Our AC cover survived a wicked hail storm last summer (and our car did not), so I'm not overly worried about sun degradation (yet), but after 10 years of AC complaints, I'm ready to swap it out and be done with it. I'm going to look into those Coleman Mach kits... I'm a computer guy, and although I share your concern about not being able to get a replacement part, blown circuit boards are overrated and usually due to improper installation. If it hasn't failed after 10 years it's unlikely to fail in the next 10.

Greg
[/quote]

Not quite sure about the breakers, but I think that all breakers have somewhat of a time delay put on them. Otherwise, they would blow on temporary power surges...like when my AC starts up and draws 31 amps. This would seem to stress the 30 amp main and certainly the 20 amp the AC is hooked into. Neither of them trip on startup.

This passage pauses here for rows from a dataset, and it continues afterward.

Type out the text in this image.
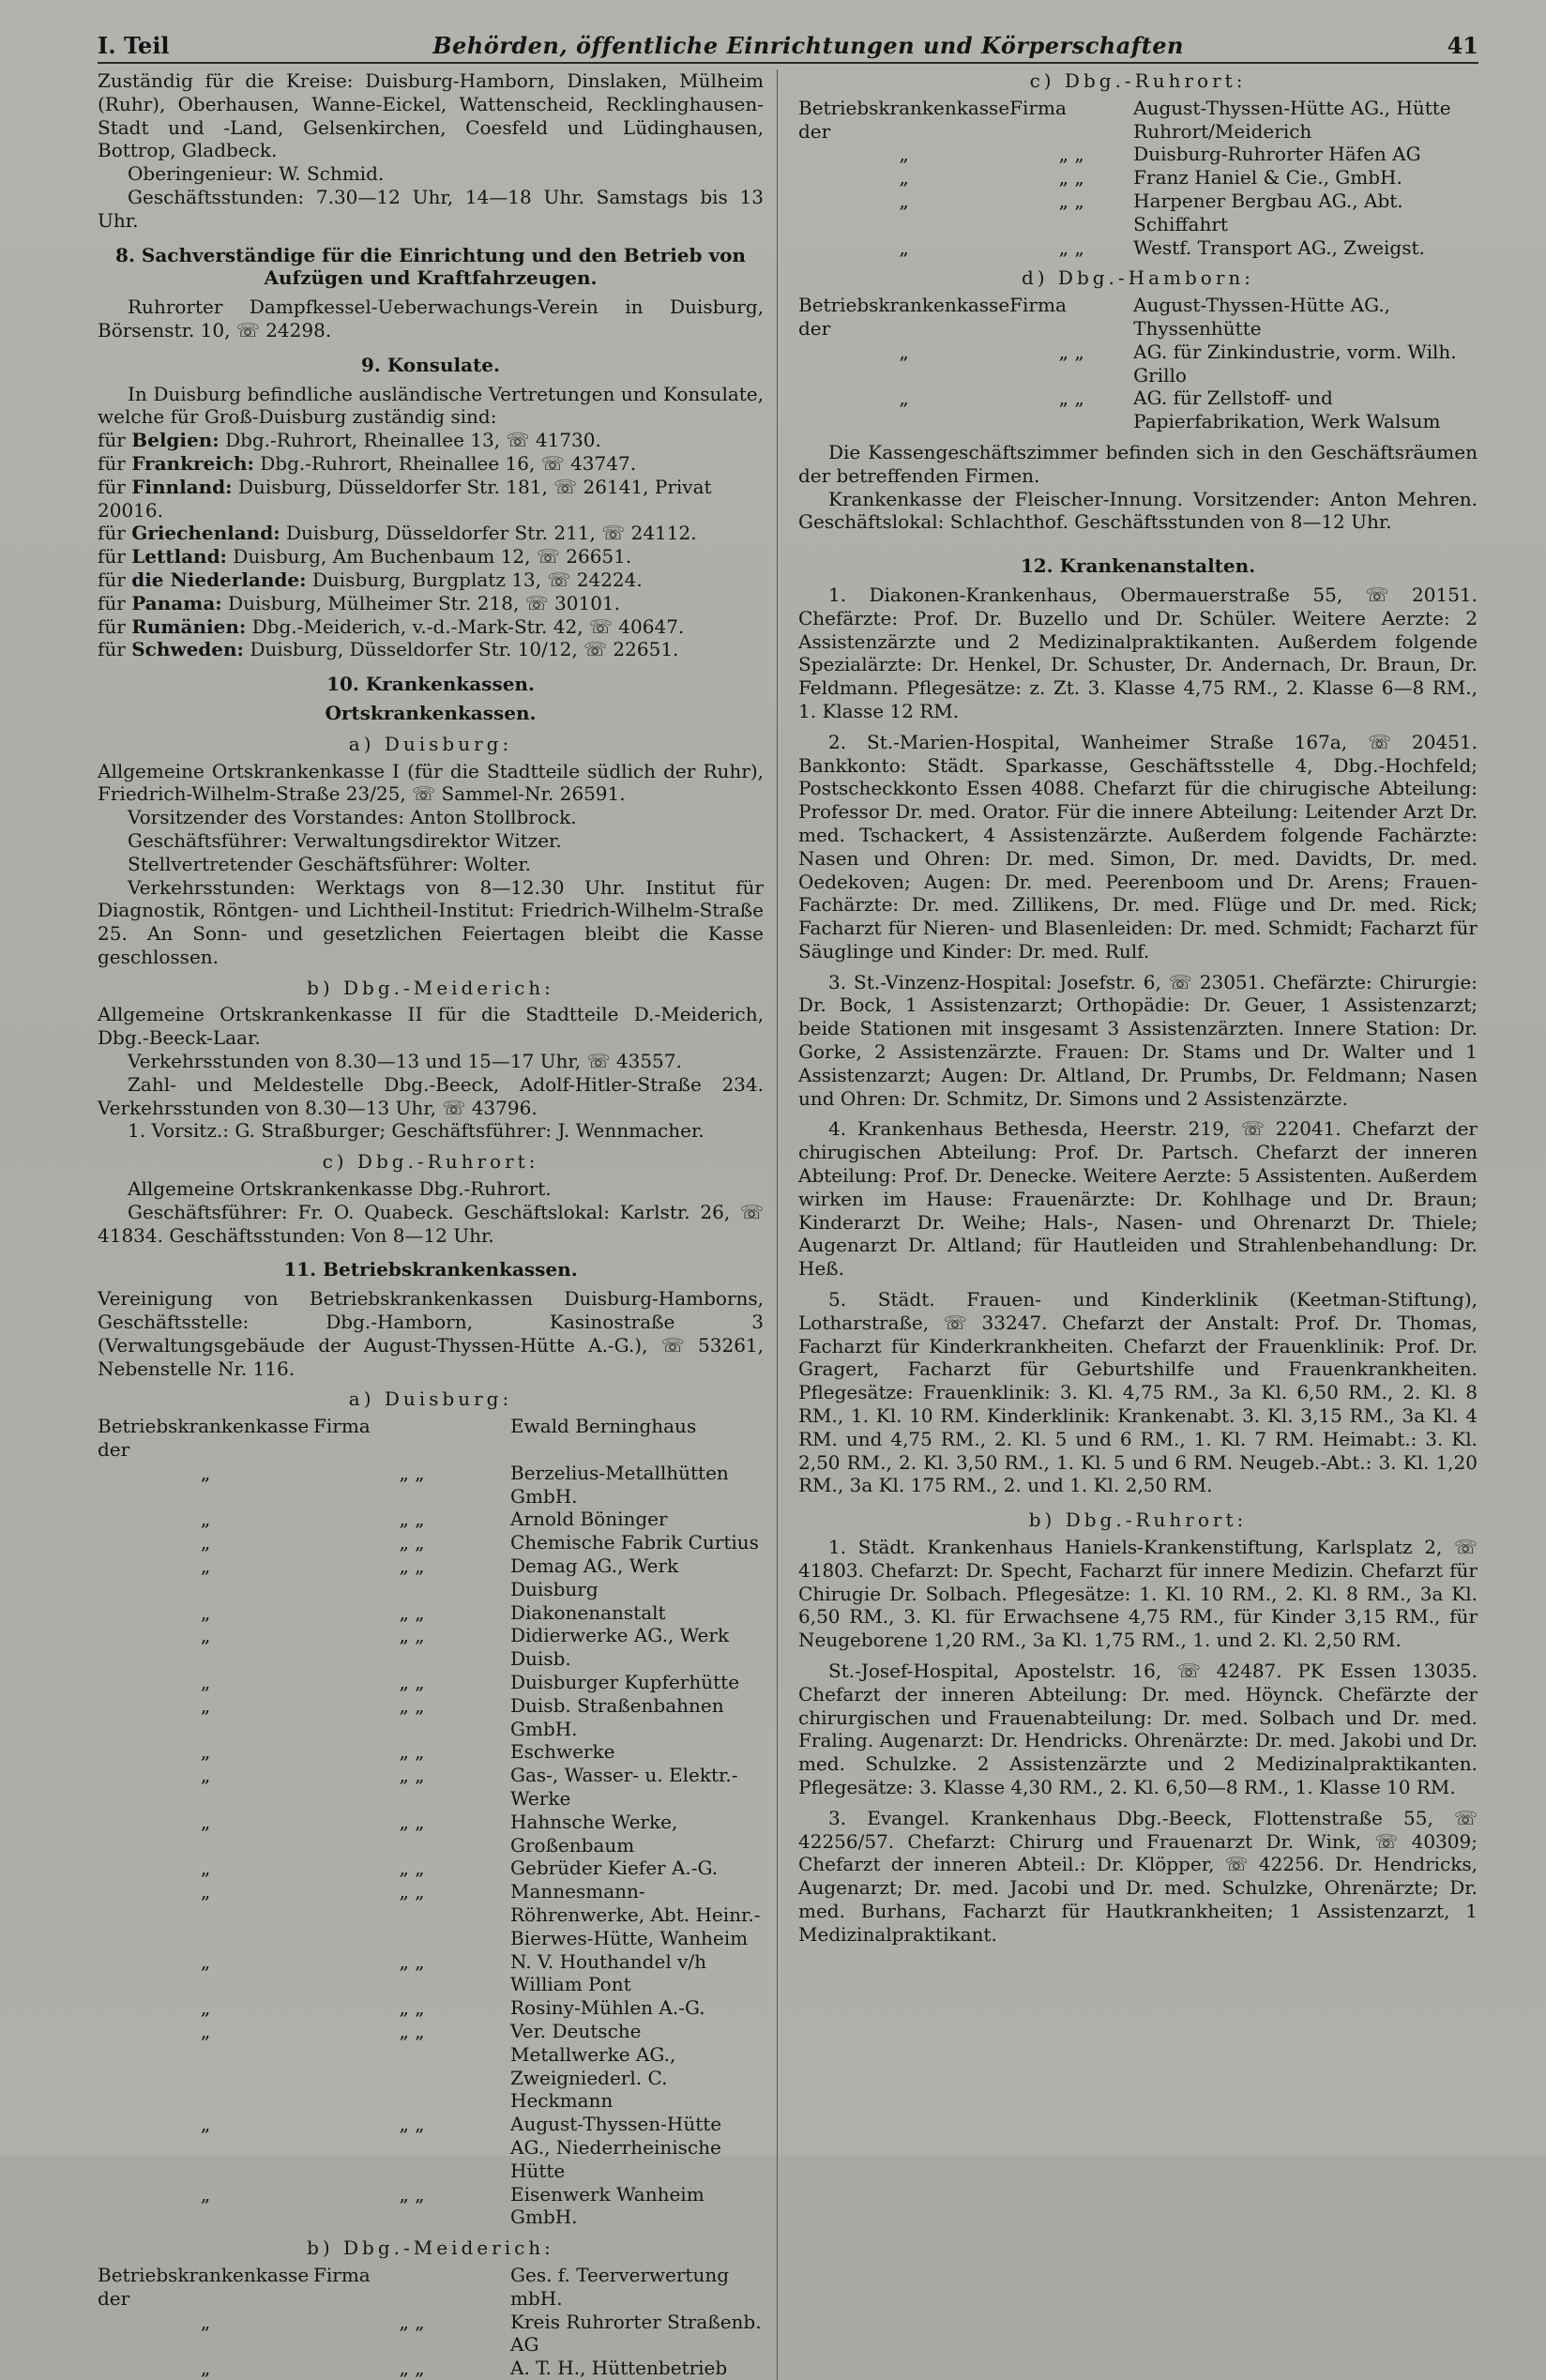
I. Teil	Behörden, öffentliche Einrichtungen und Körperschaften	41

Zuständig für die Kreise: Duisburg-Hamborn, Dinslaken, Mülheim (Ruhr), Oberhausen, Wanne-Eickel, Wattenscheid, Recklinghausen-Stadt und -Land, Gelsenkirchen, Coesfeld und Lüdinghausen, Bottrop, Gladbeck.

Oberingenieur: W. Schmid.

Geschäftsstunden: 7.30—12 Uhr, 14—18 Uhr. Samstags bis 13 Uhr.

8. Sachverständige für die Einrichtung und den Betrieb von Aufzügen und Kraftfahrzeugen.

Ruhrorter Dampfkessel-Ueberwachungs-Verein in Duisburg, Börsenstr. 10, ☏ 24298.

9. Konsulate.

In Duisburg befindliche ausländische Vertretungen und Konsulate, welche für Groß-Duisburg zuständig sind:

für Belgien: Dbg.-Ruhrort, Rheinallee 13, ☏ 41730.

für Frankreich: Dbg.-Ruhrort, Rheinallee 16, ☏ 43747.

für Finnland: Duisburg, Düsseldorfer Str. 181, ☏ 26141, Privat 20016.

für Griechenland: Duisburg, Düsseldorfer Str. 211, ☏ 24112.

für Lettland: Duisburg, Am Buchenbaum 12, ☏ 26651.

für die Niederlande: Duisburg, Burgplatz 13, ☏ 24224.

für Panama: Duisburg, Mülheimer Str. 218, ☏ 30101.

für Rumänien: Dbg.-Meiderich, v.-d.-Mark-Str. 42, ☏ 40647.

für Schweden: Duisburg, Düsseldorfer Str. 10/12, ☏ 22651.

10. Krankenkassen.
Ortskrankenkassen.
a) Duisburg:

Allgemeine Ortskrankenkasse I (für die Stadtteile südlich der Ruhr), Friedrich-Wilhelm-Straße 23/25, ☏ Sammel-Nr. 26591.

Vorsitzender des Vorstandes: Anton Stollbrock.

Geschäftsführer: Verwaltungsdirektor Witzer.

Stellvertretender Geschäftsführer: Wolter.

Verkehrsstunden: Werktags von 8—12.30 Uhr. Institut für Diagnostik, Röntgen- und Lichtheil-Institut: Friedrich-Wilhelm-Straße 25. An Sonn- und gesetzlichen Feiertagen bleibt die Kasse geschlossen.

b) Dbg.-Meiderich:

Allgemeine Ortskrankenkasse II für die Stadtteile D.-Meiderich, Dbg.-Beeck-Laar.

Verkehrsstunden von 8.30—13 und 15—17 Uhr, ☏ 43557.

Zahl- und Meldestelle Dbg.-Beeck, Adolf-Hitler-Straße 234. Verkehrsstunden von 8.30—13 Uhr, ☏ 43796.

1. Vorsitz.: G. Straßburger; Geschäftsführer: J. Wennmacher.

c) Dbg.-Ruhrort:

Allgemeine Ortskrankenkasse Dbg.-Ruhrort.

Geschäftsführer: Fr. O. Quabeck. Geschäftslokal: Karlstr. 26, ☏ 41834. Geschäftsstunden: Von 8—12 Uhr.

11. Betriebskrankenkassen.

Vereinigung von Betriebskrankenkassen Duisburg-Hamborns, Geschäftsstelle: Dbg.-Hamborn, Kasinostraße 3 (Verwaltungsgebäude der August-Thyssen-Hütte A.-G.), ☏ 53261, Nebenstelle Nr. 116.

a) Duisburg:
Betriebskrankenkasse der	Firma	Ewald Berninghaus
„	„ „	Berzelius-Metallhütten GmbH.
„	„ „	Arnold Böninger
„	„ „	Chemische Fabrik Curtius
„	„ „	Demag AG., Werk Duisburg
„	„ „	Diakonenanstalt
„	„ „	Didierwerke AG., Werk Duisb.
„	„ „	Duisburger Kupferhütte
„	„ „	Duisb. Straßenbahnen GmbH.
„	„ „	Eschwerke
„	„ „	Gas-, Wasser- u. Elektr.-Werke
„	„ „	Hahnsche Werke, Großenbaum
„	„ „	Gebrüder Kiefer A.-G.
„	„ „	Mannesmann-Röhrenwerke, Abt. Heinr.-Bierwes-Hütte, Wanheim
„	„ „	N. V. Houthandel v/h William Pont
„	„ „	Rosiny-Mühlen A.-G.
„	„ „	Ver. Deutsche Metallwerke AG., Zweigniederl. C. Heckmann
„	„ „	August-Thyssen-Hütte AG., Niederrheinische Hütte
„	„ „	Eisenwerk Wanheim GmbH.
b) Dbg.-Meiderich:
Betriebskrankenkasse der	Firma	Ges. f. Teerverwertung mbH.
„	„ „	Kreis Ruhrorter Straßenb. AG
„	„ „	A. T. H., Hüttenbetrieb
c) Dbg.-Ruhrort:
Betriebskrankenkasse der	Firma	August-Thyssen-Hütte AG., Hütte Ruhrort/Meiderich
„	„ „	Duisburg-Ruhrorter Häfen AG
„	„ „	Franz Haniel & Cie., GmbH.
„	„ „	Harpener Bergbau AG., Abt. Schiffahrt
„	„ „	Westf. Transport AG., Zweigst.
d) Dbg.-Hamborn:
Betriebskrankenkasse der	Firma	August-Thyssen-Hütte AG., Thyssenhütte
„	„ „	AG. für Zinkindustrie, vorm. Wilh. Grillo
„	„ „	AG. für Zellstoff- und Papierfabrikation, Werk Walsum

Die Kassengeschäftszimmer befinden sich in den Geschäftsräumen der betreffenden Firmen.

Krankenkasse der Fleischer-Innung. Vorsitzender: Anton Mehren. Geschäftslokal: Schlachthof. Geschäftsstunden von 8—12 Uhr.

12. Krankenanstalten.

1. Diakonen-Krankenhaus, Obermauerstraße 55, ☏ 20151. Chefärzte: Prof. Dr. Buzello und Dr. Schüler. Weitere Aerzte: 2 Assistenzärzte und 2 Medizinalpraktikanten. Außerdem folgende Spezialärzte: Dr. Henkel, Dr. Schuster, Dr. Andernach, Dr. Braun, Dr. Feldmann. Pflegesätze: z. Zt. 3. Klasse 4,75 RM., 2. Klasse 6—8 RM., 1. Klasse 12 RM.

2. St.-Marien-Hospital, Wanheimer Straße 167a, ☏ 20451. Bankkonto: Städt. Sparkasse, Geschäftsstelle 4, Dbg.-Hochfeld; Postscheckkonto Essen 4088. Chefarzt für die chirugische Abteilung: Professor Dr. med. Orator. Für die innere Abteilung: Leitender Arzt Dr. med. Tschackert, 4 Assistenzärzte. Außerdem folgende Fachärzte: Nasen und Ohren: Dr. med. Simon, Dr. med. Davidts, Dr. med. Oedekoven; Augen: Dr. med. Peerenboom und Dr. Arens; Frauen-Fachärzte: Dr. med. Zillikens, Dr. med. Flüge und Dr. med. Rick; Facharzt für Nieren- und Blasenleiden: Dr. med. Schmidt; Facharzt für Säuglinge und Kinder: Dr. med. Rulf.

3. St.-Vinzenz-Hospital: Josefstr. 6, ☏ 23051. Chefärzte: Chirurgie: Dr. Bock, 1 Assistenzarzt; Orthopädie: Dr. Geuer, 1 Assistenzarzt; beide Stationen mit insgesamt 3 Assistenzärzten. Innere Station: Dr. Gorke, 2 Assistenzärzte. Frauen: Dr. Stams und Dr. Walter und 1 Assistenzarzt; Augen: Dr. Altland, Dr. Prumbs, Dr. Feldmann; Nasen und Ohren: Dr. Schmitz, Dr. Simons und 2 Assistenzärzte.

4. Krankenhaus Bethesda, Heerstr. 219, ☏ 22041. Chefarzt der chirugischen Abteilung: Prof. Dr. Partsch. Chefarzt der inneren Abteilung: Prof. Dr. Denecke. Weitere Aerzte: 5 Assistenten. Außerdem wirken im Hause: Frauenärzte: Dr. Kohlhage und Dr. Braun; Kinderarzt Dr. Weihe; Hals-, Nasen- und Ohrenarzt Dr. Thiele; Augenarzt Dr. Altland; für Hautleiden und Strahlenbehandlung: Dr. Heß.

5. Städt. Frauen- und Kinderklinik (Keetman-Stiftung), Lotharstraße, ☏ 33247. Chefarzt der Anstalt: Prof. Dr. Thomas, Facharzt für Kinderkrankheiten. Chefarzt der Frauenklinik: Prof. Dr. Gragert, Facharzt für Geburtshilfe und Frauenkrankheiten. Pflegesätze: Frauenklinik: 3. Kl. 4,75 RM., 3a Kl. 6,50 RM., 2. Kl. 8 RM., 1. Kl. 10 RM. Kinderklinik: Krankenabt. 3. Kl. 3,15 RM., 3a Kl. 4 RM. und 4,75 RM., 2. Kl. 5 und 6 RM., 1. Kl. 7 RM. Heimabt.: 3. Kl. 2,50 RM., 2. Kl. 3,50 RM., 1. Kl. 5 und 6 RM. Neugeb.-Abt.: 3. Kl. 1,20 RM., 3a Kl. 175 RM., 2. und 1. Kl. 2,50 RM.

b) Dbg.-Ruhrort:

1. Städt. Krankenhaus Haniels-Krankenstiftung, Karlsplatz 2, ☏ 41803. Chefarzt: Dr. Specht, Facharzt für innere Medizin. Chefarzt für Chirugie Dr. Solbach. Pflegesätze: 1. Kl. 10 RM., 2. Kl. 8 RM., 3a Kl. 6,50 RM., 3. Kl. für Erwachsene 4,75 RM., für Kinder 3,15 RM., für Neugeborene 1,20 RM., 3a Kl. 1,75 RM., 1. und 2. Kl. 2,50 RM.

St.-Josef-Hospital, Apostelstr. 16, ☏ 42487. PK Essen 13035. Chefarzt der inneren Abteilung: Dr. med. Höynck. Chefärzte der chirurgischen und Frauenabteilung: Dr. med. Solbach und Dr. med. Fraling. Augenarzt: Dr. Hendricks. Ohrenärzte: Dr. med. Jakobi und Dr. med. Schulzke. 2 Assistenzärzte und 2 Medizinalpraktikanten. Pflegesätze: 3. Klasse 4,30 RM., 2. Kl. 6,50—8 RM., 1. Klasse 10 RM.

3. Evangel. Krankenhaus Dbg.-Beeck, Flottenstraße 55, ☏ 42256/57. Chefarzt: Chirurg und Frauenarzt Dr. Wink, ☏ 40309; Chefarzt der inneren Abteil.: Dr. Klöpper, ☏ 42256. Dr. Hendricks, Augenarzt; Dr. med. Jacobi und Dr. med. Schulzke, Ohrenärzte; Dr. med. Burhans, Facharzt für Hautkrankheiten; 1 Assistenzarzt, 1 Medizinalpraktikant.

I'll have to do more research on the Carrier to Coleman conversions. My only concern there is that it only takes one power surge or power sag to burn out the board...and then what? I suppose if it does go out then I could always go to plan B, which is to install the Coleman inside unit and a wall thermostat.


----------



## Fanatical1 (Jan 9, 2006)

Three things can cause the infamous blinking light.

- Low incoming voltage
- amp draw at the compressor
- Circuit board failure

Mine was the circuit board. I replaced it myself and it fixed it. Carrier was helpful on the phone in diagnosing the fix at the time.


----------



## gregjoyal (Jan 25, 2005)

Fanatical1 said:


> Three things can cause the infamous blinking light.
> 
> - Low incoming voltage
> - amp draw at the compressor
> ...


Do you remember you determined it was the circuit board? I don't think it's low incoming voltage because this has happened at a dozen different campsites over the years and our current campsite is in a small 30 site campground with very new (no more than 6 years old) equipment and nobody else has had any problems. High amp draw was always my guess but the hard-start capacitor was supposed to solve that... so maybe it is a bad circuit board?


----------



## Justman (Jul 22, 2006)

gregjoyal said:


> Three things can cause the infamous blinking light.
> 
> - Low incoming voltage
> - amp draw at the compressor
> ...


Do you remember you determined it was the circuit board? I don't think it's low incoming voltage because this has happened at a dozen different campsites over the years and our current campsite is in a small 30 site campground with very new (no more than 6 years old) equipment and nobody else has had any problems. High amp draw was always my guess but the hard-start capacitor was supposed to solve that... so maybe it is a bad circuit board?
[/quote]

You may be right about it being the board. Suggest you get a hoop type multi-meter and check two things---your incoming voltage and your amp draw. Incoming volts should ideally be between 115 and 120. Amp draw should be around 14 amps. The voltage will drop slightly when starting up something, but shouldn't go below 110 volts on "good" power. If you get more than 110 volts and right at or below 14 amp draw, then I would start suspecting some other electrical component.